Se ha escrito que ‘hora es también de que la Iglesia se dedique a sus asuntos’. El autor no nos dice cuáles son esos asuntos, pero por el contexto en el que se escribe hay que deducir que los asuntos de la Iglesia son los horarios de las Misas y poco más.

Es muy antiguo eso de querer meter a la Iglesia en las sacristías y además de antiguo es poco eficaz y escasamente democrático. Quien así opina lo hace a raíz de la nueva batalla emprendida por el Partido Socialista nada más salir a la palestra la posibilidad de que el Partido Popular, cumpliendo su programa electoral, modifique la ley del aborto. A la vista está que el aborto no es materia de sacristía.

Ya lo dicen los socialistas: ‘Los obispos y el PP se han vuelto a poner de acuerdo para cercenar la libertad de las mujeres.’ Pues, qué quieren que les diga, como argumento demagógico también resulta apolilladito.

En primer lugar, los acuerdos a los que se alude, suponiendo que existan, han quedado en evidencia más de una vez y son muchos los católicos y miembros de la jerarquía que no comulgan con planteamientos del Partido Popular. En segundo lugar, hablar de cercenar la libertad de las mujeres porque se tenga una opinión sobre el aborto, la que sea, tampoco es de recibo. Y en tercer lugar, no se sabe muy bien en virtud de qué principio democrático los socialistas se arrogan el poder de dar la palabra o quitársela a cualquier institución legalmente constituida.

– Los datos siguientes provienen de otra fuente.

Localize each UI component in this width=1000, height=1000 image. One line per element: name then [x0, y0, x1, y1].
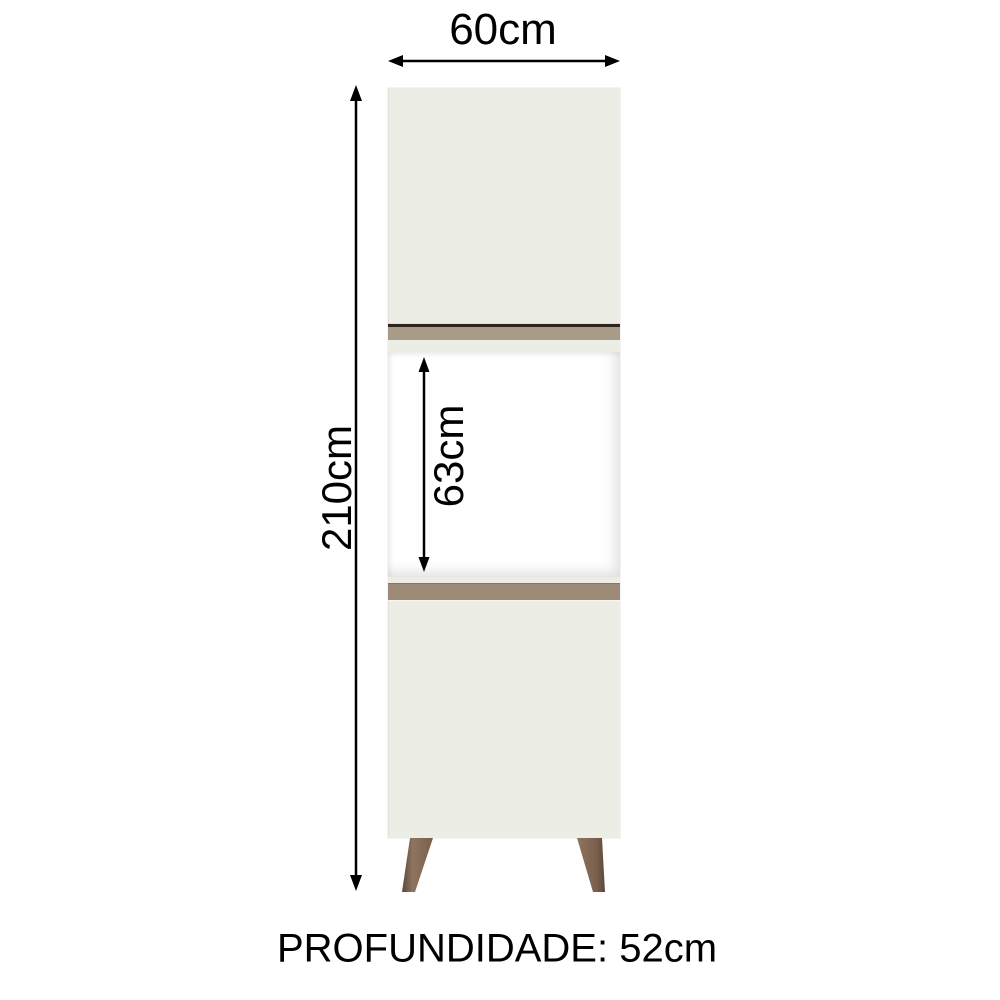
left-leg — [402, 838, 433, 892]
width-dimension-arrow — [388, 55, 620, 67]
cabinet-top-door — [388, 88, 620, 324]
depth-label: PROFUNDIDADE: 52cm — [277, 927, 717, 972]
cabinet-legs — [388, 838, 620, 892]
cabinet-bottom-door — [388, 600, 620, 838]
right-leg — [577, 838, 605, 892]
cabinet-body — [388, 88, 620, 838]
height-dimension-label: 210cm — [316, 425, 358, 551]
wood-strip-bottom — [388, 583, 620, 600]
opening-dimension-label: 63cm — [428, 405, 470, 508]
oven-opening — [388, 352, 620, 577]
width-dimension-label: 60cm — [449, 8, 557, 52]
product-diagram: 60cm 210cm 63cm PROFUNDIDADE: 52cm — [0, 0, 1000, 1000]
wood-strip-top — [388, 327, 620, 340]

La Iglesia tiene el mismo derecho que otras instituciones a dar su opinión y a difundirla sobre el aborto o sobre cualquier otra materia. La Iglesia ni legisla ni pretende legislar, pero nadie le puede prohibir opinar sobre cómo debería ser una ley u otra ley.

Tampoco es plausible en democracia temer a las opiniones de los demás porque puedan tener más o menos influencia en sectores más o menos amplios de la población. La realidad es que la Iglesia Católica tiene mucho más predicamento en la sociedad española del que algunos quisieran, y quizás sea por eso por lo que se temen sus opiniones y se quiere prohibir a los obispos que digan lo que piensan.

Y, como no podía menos de suceder, llegan las amenazas y se afirma la ‘necesidad de modificar las relaciones con la Santa Sede’.

El problema para quienes así se manifiestan es doble: ni la Iglesia va a dejar de opinar de lo que le parezca oportuno ni va dejar de hacerlo en los términos que estime convenientes. Y tampoco parece que a estas alturas de la historia vaya a amilanarse porque alguien, que de momento no cuenta con esa posibilidad política, amenace con revisar unos tratados.